The answer to lowering the CO2 impact of cars surely lies in progressive efficiency improvements, including increased capture and storage of waste energy (from braking), just as is already happening today in hybrid batteries. Mass deployment of hybrids and plug-in hybrids will also help bring down the cost of battery technologies, improving the attractiveness of plug-in electric vehicles. In addition, increasing urbanisation in Europe and mounting concerns over the health impact of soot particles tip the balance further in the favour of zero-emissions vehicles.

Many Questions to Answer

But this is not enough to be certain that electrification of road transport holds the key.
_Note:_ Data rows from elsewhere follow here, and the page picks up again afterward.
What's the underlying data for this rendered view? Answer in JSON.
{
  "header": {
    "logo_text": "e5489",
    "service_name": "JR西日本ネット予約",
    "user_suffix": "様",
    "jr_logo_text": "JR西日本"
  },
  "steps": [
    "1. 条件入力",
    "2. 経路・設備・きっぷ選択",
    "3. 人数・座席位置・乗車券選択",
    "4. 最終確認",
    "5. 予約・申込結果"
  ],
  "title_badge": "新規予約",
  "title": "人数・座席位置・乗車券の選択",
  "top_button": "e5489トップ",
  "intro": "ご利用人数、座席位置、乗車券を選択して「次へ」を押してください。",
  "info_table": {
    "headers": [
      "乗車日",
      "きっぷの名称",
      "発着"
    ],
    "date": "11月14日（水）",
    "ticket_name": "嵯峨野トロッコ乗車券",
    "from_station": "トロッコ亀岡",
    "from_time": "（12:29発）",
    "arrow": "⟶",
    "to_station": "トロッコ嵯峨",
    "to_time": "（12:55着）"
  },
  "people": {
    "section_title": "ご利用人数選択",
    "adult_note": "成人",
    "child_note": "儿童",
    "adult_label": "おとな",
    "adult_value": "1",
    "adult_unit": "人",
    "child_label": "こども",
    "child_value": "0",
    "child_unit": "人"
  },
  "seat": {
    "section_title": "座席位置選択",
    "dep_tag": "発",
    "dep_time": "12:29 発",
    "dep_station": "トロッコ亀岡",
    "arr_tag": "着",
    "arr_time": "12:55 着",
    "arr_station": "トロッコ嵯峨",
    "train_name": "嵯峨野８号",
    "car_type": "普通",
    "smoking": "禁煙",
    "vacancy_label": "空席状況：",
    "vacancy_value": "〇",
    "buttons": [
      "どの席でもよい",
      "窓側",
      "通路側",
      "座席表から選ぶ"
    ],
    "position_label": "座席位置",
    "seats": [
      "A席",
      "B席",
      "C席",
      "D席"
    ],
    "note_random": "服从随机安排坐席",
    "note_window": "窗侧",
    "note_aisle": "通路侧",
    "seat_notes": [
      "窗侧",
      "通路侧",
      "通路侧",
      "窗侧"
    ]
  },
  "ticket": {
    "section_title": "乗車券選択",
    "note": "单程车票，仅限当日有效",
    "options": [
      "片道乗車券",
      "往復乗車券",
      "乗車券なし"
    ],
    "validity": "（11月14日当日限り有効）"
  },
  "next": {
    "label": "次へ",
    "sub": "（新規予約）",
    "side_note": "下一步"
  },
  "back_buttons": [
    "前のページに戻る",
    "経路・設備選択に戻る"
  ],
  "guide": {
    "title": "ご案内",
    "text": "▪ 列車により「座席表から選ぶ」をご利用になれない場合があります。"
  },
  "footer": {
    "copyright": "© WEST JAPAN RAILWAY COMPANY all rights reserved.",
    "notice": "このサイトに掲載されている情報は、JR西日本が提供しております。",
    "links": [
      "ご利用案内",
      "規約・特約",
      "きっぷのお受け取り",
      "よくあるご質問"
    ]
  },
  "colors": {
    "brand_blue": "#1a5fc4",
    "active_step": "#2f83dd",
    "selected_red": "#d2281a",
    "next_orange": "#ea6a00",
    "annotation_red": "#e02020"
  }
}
Many questions remain unanswered:

  • How can battery electric vehicles play more than a niche role in city commuting and car-sharing schemes?
  • How can first-mover disadvantages, especially for providers of new infrastructure, be overcome?
  • What is the likely impact on the economy and labour markets of such a fundamental overhaul of the transport system? Do we need a European industrial policy?
  • What kinds of incentives are needed to help consumers cope with the front-loaded cost of owning such advanced technology vehicles? How do we avoid costly subsidies that only end up in frustrating niche markets?
  • Which are the best bridging technologies, and how do we manage the most cost-effective transition? For example, is a strategy based on maximising public loading stations for battery electric vehicles (BEVs) the best way to overcome range anxiety? Or is testing the battery technology in plug-in hybrids or BEVs with range extenders?
  • Which roles will public transport, inter-modality, and new ownership models (e.g., car-to-go) play?

With these questions in mind, the ECF is reaching out to other major stakeholders in this transition: carmakers, auto technology providers, labour unions, motorists, consumer organisations, public transport providers, and environmental NGOs. As we work to forge a shared vision of a society beyond oil, it will be critical to ensure that the transition is effective in terms of costs and the environment alike. The next three to five years will be an important decision-making period.